Note that there is a minimum set of RPC methods expected on the response from your getBlock function, notably eth_chainId, eth_getBlockByNumber and eth_getBlockReceipts. These are expected so that we can safely match each block processed against your event filters.

The returned output value should be an array containing any valid JavaScript values. Each event that you return from your handler should not depend on any information outside of the input block data. It should directly map a given input (the raw block) to a given output (structured events). This ensures that your handler remains idempotent and that repeated calls with the same input block produce the same output events.

Storage

After a block is transformed into a list of structured events they are passed to your storage adapter in batches. A storage adapter defines two asynchronous methods upsert and delete:

  • upsert is responsible for upserting a given batch of events into your storage system. This function is invoked every time a new block is produced during realtime indexing or when a historical block is received during backfills. The primary rule of this function is that it must be idempotent. Functionally, this means that if the same batch of events is upserted multiple times it only produces a single set of events in your storage system.

  • delete is reponsible for deleting a given batch of events from your storage system. This function is only invoked during realtime indexing when a chain reorganisation occurs and ensures that any events previously written to storage from a block that was reorganised (no longer included in the canonical chain) are removed.

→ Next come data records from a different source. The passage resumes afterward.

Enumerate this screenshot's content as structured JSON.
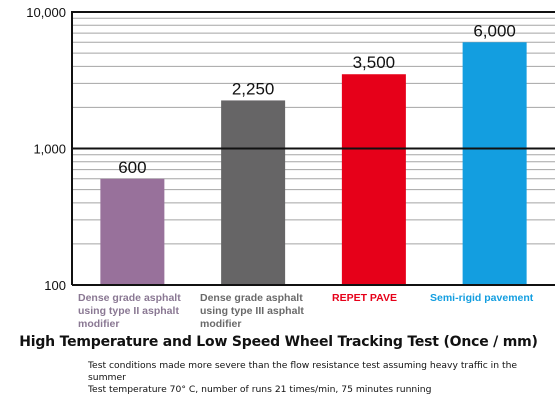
{
  "chart_data": {
    "type": "bar",
    "title": "High Temperature and Low Speed Wheel Tracking Test (Once / mm)",
    "xlabel": "",
    "ylabel": "",
    "yscale": "log",
    "ylim": [
      100,
      10000
    ],
    "yticks": [
      {
        "value": 100,
        "label": "100"
      },
      {
        "value": 1000,
        "label": "1,000"
      },
      {
        "value": 10000,
        "label": "10,000"
      }
    ],
    "grid": true,
    "categories": [
      "Dense grade asphalt using type II asphalt modifier",
      "Dense grade asphalt using type III asphalt modifier",
      "REPET PAVE",
      "Semi-rigid pavement"
    ],
    "category_label_lines": [
      [
        "Dense grade asphalt",
        "using type II asphalt",
        "modifier"
      ],
      [
        "Dense grade asphalt",
        "using type III asphalt",
        "modifier"
      ],
      [
        "REPET PAVE"
      ],
      [
        "Semi-rigid pavement"
      ]
    ],
    "values": [
      600,
      2250,
      3500,
      6000
    ],
    "value_labels": [
      "600",
      "2,250",
      "3,500",
      "6,000"
    ],
    "bar_colors": [
      "#98719b",
      "#666566",
      "#e60019",
      "#139ee0"
    ],
    "label_colors": [
      "#8a7893",
      "#6a6a6a",
      "#e60019",
      "#139ee0"
    ]
  },
  "notes": [
    "Test conditions made more severe than the flow resistance test assuming heavy traffic in the summer",
    "Test temperature 70° C, number of runs 21 times/min, 75 minutes running"
  ]
}
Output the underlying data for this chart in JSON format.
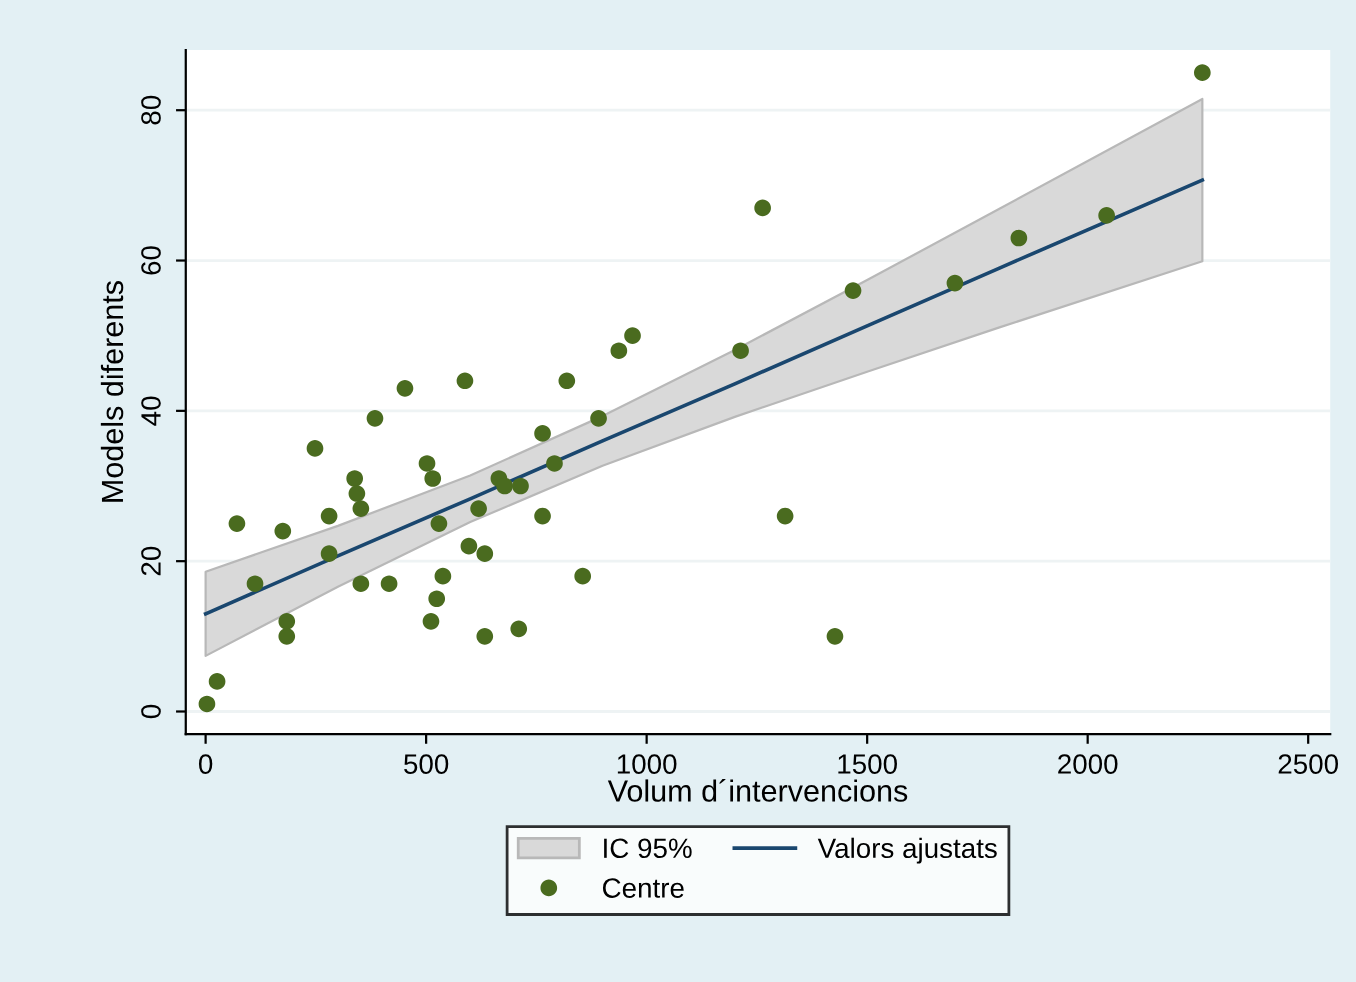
{
  "chart_data": {
    "type": "scatter",
    "xlabel": "Volum d´intervencions",
    "ylabel": "Models diferents",
    "xlim": [
      -45,
      2550
    ],
    "ylim": [
      -3,
      88
    ],
    "xticks": [
      0,
      500,
      1000,
      1500,
      2000,
      2500
    ],
    "yticks": [
      0,
      20,
      40,
      60,
      80
    ],
    "grid": "y",
    "legend": "bottom",
    "annotations": [
      "IC 95%"
    ],
    "series": [
      {
        "name": "Valors ajustats",
        "type": "line",
        "color": "#1a476f",
        "x": [
          0,
          300,
          600,
          900,
          1200,
          1500,
          1800,
          2260
        ],
        "values": [
          13,
          20.7,
          28.3,
          36.0,
          43.6,
          51.3,
          59.0,
          70.7
        ],
        "lower": [
          7.4,
          16.6,
          25.2,
          32.7,
          39.2,
          45.2,
          51.1,
          59.9
        ],
        "upper": [
          18.6,
          24.7,
          31.4,
          39.3,
          48.1,
          57.4,
          66.9,
          81.5
        ]
      },
      {
        "name": "Centre",
        "color": "#4a6b1f",
        "marker": "circle",
        "x": [
          3,
          26,
          71,
          112,
          175,
          184,
          184,
          248,
          280,
          280,
          338,
          343,
          352,
          352,
          384,
          416,
          452,
          502,
          515,
          529,
          538,
          524,
          511,
          588,
          597,
          619,
          633,
          633,
          665,
          678,
          714,
          710,
          764,
          764,
          791,
          819,
          855,
          891,
          937,
          968,
          1213,
          1263,
          1468,
          1314,
          1427,
          1699,
          1844,
          2043,
          2260
        ],
        "values": [
          1,
          4,
          25,
          17,
          24,
          12,
          10,
          35,
          26,
          21,
          31,
          29,
          27,
          17,
          39,
          17,
          43,
          33,
          31,
          25,
          18,
          15,
          12,
          44,
          22,
          27,
          21,
          10,
          31,
          30,
          30,
          11,
          37,
          26,
          33,
          44,
          18,
          39,
          48,
          50,
          48,
          67,
          56,
          26,
          10,
          57,
          63,
          66,
          85
        ]
      }
    ]
  }
}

The storage adapter interface is designed to be agnostic so that you can easily support different types of off-chain storage. This allows you to use any off-chain storage that makes sense for each of your events. It is trivial to use a RDBMS like Postgres or MySQL for one event, an analytics store like ClickHouse for another, and a regular Key-Value store like Object Storage for another. By implementing the two methods above alone, we are able to correctly replicate on-chain data into your off-chain storage.

Backfills

Once you have your indexer setup and processing blocks in realtime, you'll likely want to backfill historical blocks that match the defined filters for your events. Simply navigate to our dashboard, add your HTTP indexer endpoint, and start a backfill. Backfills allow you to load events into your database from historical blockchain data and are optimised for both speed and cost.

In realtime, your indexer loads blocks from the getBlock function you provide. While it would be possible to use this function for backfills, it quickly becomes slow and expensive because blockchain RPC nodes are not designed for this kind of data access. To reduce cost and maximise performance we have developed a custom storage engine that better aligns with how your indexer processes historical data. Currently, the chains supported are:

Ethereum logo

Ethereum (Mainnet)

Note that realtime indexing supports all EVM chains and only requires a single RPC node connection. The limited support only applies to backfilling historical data and we will be adding more EVM chains soon.

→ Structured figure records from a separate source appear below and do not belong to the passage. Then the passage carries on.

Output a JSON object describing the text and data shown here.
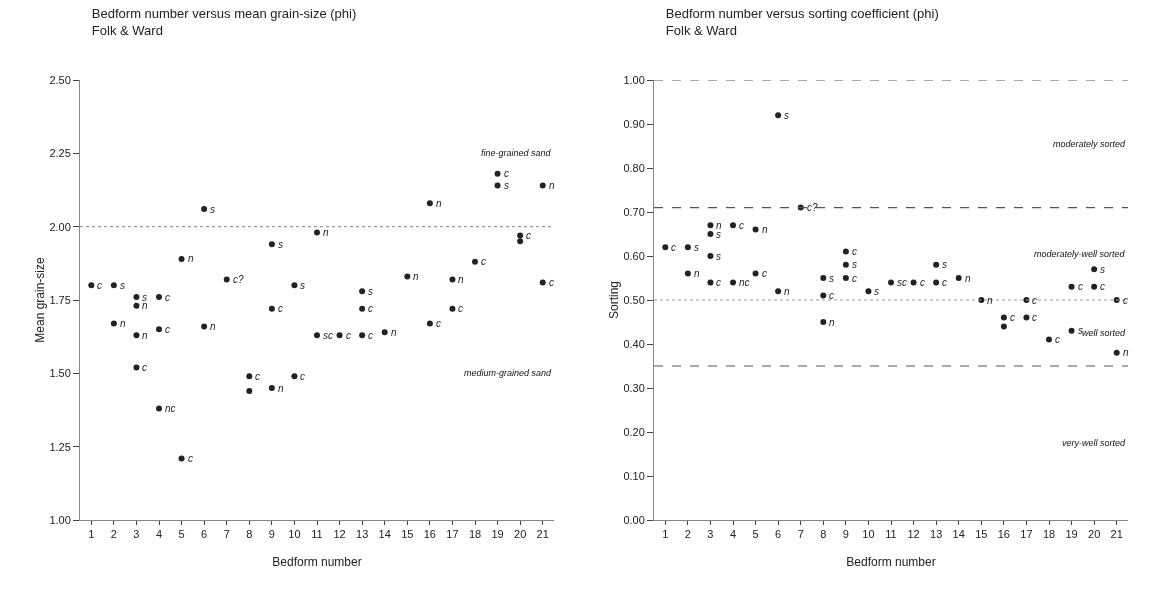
{
  "chart_data": [
    {
      "type": "scatter",
      "title": "Bedform number versus mean grain-size (phi)",
      "subtitle": "Folk & Ward",
      "xlabel": "Bedform number",
      "ylabel": "Mean grain-size",
      "xlim": [
        0.5,
        21.5
      ],
      "xticks": [
        1,
        2,
        3,
        4,
        5,
        6,
        7,
        8,
        9,
        10,
        11,
        12,
        13,
        14,
        15,
        16,
        17,
        18,
        19,
        20,
        21
      ],
      "ylim": [
        1,
        2.5
      ],
      "yticks": [
        {
          "value": 1,
          "label": "1.00"
        },
        {
          "value": 1.25,
          "label": "1.25"
        },
        {
          "value": 1.5,
          "label": "1.50"
        },
        {
          "value": 1.75,
          "label": "1.75"
        },
        {
          "value": 2,
          "label": "2.00"
        },
        {
          "value": 2.25,
          "label": "2.25"
        },
        {
          "value": 2.5,
          "label": "2.50"
        }
      ],
      "grid": false,
      "marker": "circle",
      "series": [
        {
          "color": "#222222",
          "x": [
            1,
            2,
            2,
            3,
            3,
            3,
            3,
            4,
            4,
            4,
            5,
            5,
            6,
            6,
            7,
            8,
            8,
            9,
            9,
            9,
            10,
            10,
            11,
            11,
            12,
            13,
            13,
            13,
            14,
            15,
            16,
            16,
            17,
            17,
            18,
            19,
            19,
            20,
            20,
            21,
            21
          ],
          "values": [
            1.8,
            1.8,
            1.67,
            1.76,
            1.73,
            1.63,
            1.52,
            1.76,
            1.65,
            1.38,
            1.89,
            1.21,
            2.06,
            1.66,
            1.82,
            1.49,
            1.44,
            1.94,
            1.72,
            1.45,
            1.8,
            1.49,
            1.98,
            1.63,
            1.63,
            1.78,
            1.72,
            1.63,
            1.64,
            1.83,
            2.08,
            1.67,
            1.82,
            1.72,
            1.88,
            2.18,
            2.14,
            1.97,
            1.95,
            2.14,
            1.81
          ]
        }
      ],
      "ref_lines": [
        {
          "axis": "y",
          "value": 2,
          "line_style": "dotted",
          "color": "#999999"
        }
      ],
      "annotations": [
        "fine-grained sand",
        "medium-grained sand",
        {
          "text": "c",
          "x": 1,
          "y": 1.8
        },
        {
          "text": "s",
          "x": 2,
          "y": 1.8
        },
        {
          "text": "n",
          "x": 2,
          "y": 1.67
        },
        {
          "text": "s",
          "x": 3,
          "y": 1.76
        },
        {
          "text": "n",
          "x": 3,
          "y": 1.73
        },
        {
          "text": "n",
          "x": 3,
          "y": 1.63
        },
        {
          "text": "c",
          "x": 3,
          "y": 1.52
        },
        {
          "text": "c",
          "x": 4,
          "y": 1.76
        },
        {
          "text": "c",
          "x": 4,
          "y": 1.65
        },
        {
          "text": "nc",
          "x": 4,
          "y": 1.38
        },
        {
          "text": "n",
          "x": 5,
          "y": 1.89
        },
        {
          "text": "c",
          "x": 5,
          "y": 1.21
        },
        {
          "text": "s",
          "x": 6,
          "y": 2.06
        },
        {
          "text": "n",
          "x": 6,
          "y": 1.66
        },
        {
          "text": "c?",
          "x": 7,
          "y": 1.82
        },
        {
          "text": "c",
          "x": 8,
          "y": 1.49
        },
        {
          "text": "s",
          "x": 9,
          "y": 1.94
        },
        {
          "text": "c",
          "x": 9,
          "y": 1.72
        },
        {
          "text": "n",
          "x": 9,
          "y": 1.45
        },
        {
          "text": "s",
          "x": 10,
          "y": 1.8
        },
        {
          "text": "c",
          "x": 10,
          "y": 1.49
        },
        {
          "text": "n",
          "x": 11,
          "y": 1.98
        },
        {
          "text": "sc",
          "x": 11,
          "y": 1.63
        },
        {
          "text": "c",
          "x": 12,
          "y": 1.63
        },
        {
          "text": "s",
          "x": 13,
          "y": 1.78
        },
        {
          "text": "c",
          "x": 13,
          "y": 1.72
        },
        {
          "text": "c",
          "x": 13,
          "y": 1.63
        },
        {
          "text": "n",
          "x": 14,
          "y": 1.64
        },
        {
          "text": "n",
          "x": 15,
          "y": 1.83
        },
        {
          "text": "n",
          "x": 16,
          "y": 2.08
        },
        {
          "text": "c",
          "x": 16,
          "y": 1.67
        },
        {
          "text": "n",
          "x": 17,
          "y": 1.82
        },
        {
          "text": "c",
          "x": 17,
          "y": 1.72
        },
        {
          "text": "c",
          "x": 18,
          "y": 1.88
        },
        {
          "text": "c",
          "x": 19,
          "y": 2.18
        },
        {
          "text": "s",
          "x": 19,
          "y": 2.14
        },
        {
          "text": "c",
          "x": 20,
          "y": 1.97
        },
        {
          "text": "n",
          "x": 21,
          "y": 2.14
        },
        {
          "text": "c",
          "x": 21,
          "y": 1.81
        }
      ]
    },
    {
      "type": "scatter",
      "title": "Bedform number versus sorting coefficient (phi)",
      "subtitle": "Folk & Ward",
      "xlabel": "Bedform number",
      "ylabel": "Sorting",
      "xlim": [
        0.5,
        21.5
      ],
      "xticks": [
        1,
        2,
        3,
        4,
        5,
        6,
        7,
        8,
        9,
        10,
        11,
        12,
        13,
        14,
        15,
        16,
        17,
        18,
        19,
        20,
        21
      ],
      "ylim": [
        0,
        1
      ],
      "yticks": [
        {
          "value": 0,
          "label": "0.00"
        },
        {
          "value": 0.1,
          "label": "0.10"
        },
        {
          "value": 0.2,
          "label": "0.20"
        },
        {
          "value": 0.3,
          "label": "0.30"
        },
        {
          "value": 0.4,
          "label": "0.40"
        },
        {
          "value": 0.5,
          "label": "0.50"
        },
        {
          "value": 0.6,
          "label": "0.60"
        },
        {
          "value": 0.7,
          "label": "0.70"
        },
        {
          "value": 0.8,
          "label": "0.80"
        },
        {
          "value": 0.9,
          "label": "0.90"
        },
        {
          "value": 1,
          "label": "1.00"
        }
      ],
      "grid": false,
      "marker": "circle",
      "series": [
        {
          "color": "#222222",
          "x": [
            1,
            2,
            2,
            3,
            3,
            3,
            3,
            4,
            4,
            5,
            5,
            6,
            6,
            7,
            8,
            8,
            8,
            9,
            9,
            9,
            10,
            11,
            12,
            13,
            13,
            14,
            15,
            16,
            16,
            17,
            17,
            18,
            19,
            19,
            20,
            20,
            21,
            21
          ],
          "values": [
            0.62,
            0.62,
            0.56,
            0.67,
            0.65,
            0.6,
            0.54,
            0.67,
            0.54,
            0.66,
            0.56,
            0.92,
            0.52,
            0.71,
            0.55,
            0.51,
            0.45,
            0.61,
            0.58,
            0.55,
            0.52,
            0.54,
            0.54,
            0.58,
            0.54,
            0.55,
            0.5,
            0.46,
            0.44,
            0.5,
            0.46,
            0.41,
            0.53,
            0.43,
            0.57,
            0.53,
            0.5,
            0.38
          ]
        }
      ],
      "ref_lines": [
        {
          "axis": "y",
          "value": 1,
          "line_style": "dashed",
          "color": "#555555"
        },
        {
          "axis": "y",
          "value": 0.71,
          "line_style": "dashed",
          "color": "#555555"
        },
        {
          "axis": "y",
          "value": 0.5,
          "line_style": "dotted",
          "color": "#999999"
        },
        {
          "axis": "y",
          "value": 0.35,
          "line_style": "dashed",
          "color": "#555555"
        }
      ],
      "annotations": [
        "moderately sorted",
        "moderately-well sorted",
        "well sorted",
        "very-well sorted",
        {
          "text": "c",
          "x": 1,
          "y": 0.62
        },
        {
          "text": "s",
          "x": 2,
          "y": 0.62
        },
        {
          "text": "n",
          "x": 2,
          "y": 0.56
        },
        {
          "text": "n",
          "x": 3,
          "y": 0.67
        },
        {
          "text": "s",
          "x": 3,
          "y": 0.65
        },
        {
          "text": "s",
          "x": 3,
          "y": 0.6
        },
        {
          "text": "c",
          "x": 3,
          "y": 0.54
        },
        {
          "text": "c",
          "x": 4,
          "y": 0.67
        },
        {
          "text": "nc",
          "x": 4,
          "y": 0.54
        },
        {
          "text": "n",
          "x": 5,
          "y": 0.66
        },
        {
          "text": "c",
          "x": 5,
          "y": 0.56
        },
        {
          "text": "s",
          "x": 6,
          "y": 0.92
        },
        {
          "text": "n",
          "x": 6,
          "y": 0.52
        },
        {
          "text": "c?",
          "x": 7,
          "y": 0.71
        },
        {
          "text": "s",
          "x": 8,
          "y": 0.55
        },
        {
          "text": "c",
          "x": 8,
          "y": 0.51
        },
        {
          "text": "n",
          "x": 8,
          "y": 0.45
        },
        {
          "text": "c",
          "x": 9,
          "y": 0.61
        },
        {
          "text": "s",
          "x": 9,
          "y": 0.58
        },
        {
          "text": "c",
          "x": 9,
          "y": 0.55
        },
        {
          "text": "s",
          "x": 10,
          "y": 0.52
        },
        {
          "text": "sc",
          "x": 11,
          "y": 0.54
        },
        {
          "text": "c",
          "x": 12,
          "y": 0.54
        },
        {
          "text": "s",
          "x": 13,
          "y": 0.58
        },
        {
          "text": "c",
          "x": 13,
          "y": 0.54
        },
        {
          "text": "n",
          "x": 14,
          "y": 0.55
        },
        {
          "text": "n",
          "x": 15,
          "y": 0.5
        },
        {
          "text": "c",
          "x": 16,
          "y": 0.46
        },
        {
          "text": "c",
          "x": 17,
          "y": 0.5
        },
        {
          "text": "c",
          "x": 17,
          "y": 0.46
        },
        {
          "text": "c",
          "x": 18,
          "y": 0.41
        },
        {
          "text": "c",
          "x": 19,
          "y": 0.53
        },
        {
          "text": "s",
          "x": 19,
          "y": 0.43
        },
        {
          "text": "s",
          "x": 20,
          "y": 0.57
        },
        {
          "text": "c",
          "x": 20,
          "y": 0.53
        },
        {
          "text": "c",
          "x": 21,
          "y": 0.5
        },
        {
          "text": "n",
          "x": 21,
          "y": 0.38
        }
      ]
    }
  ]
}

Backfills use the filters provided by your events to only send you the blocks that have the on-chain events you are looking for. This takes into account the fromBlock, toBlock, event and address properties defined on your filters. Backfills can be stopped manually at any time through the dashboard. Backfills will also be stopped automatically if it encounters any persistent errors with your endpoint and it fails to process a block.

Pricing

Your first 10,000,000 blocks backfilled are free. After that, backfills are charged at $10 USD per million blocks.

Backfills only charge for blocks successfully delivered to your endpoint. This means any retries caused by transient failures in your endpoint to process a block are free, and you will only be charged once that block is successfully processed and your events are upserted to storage.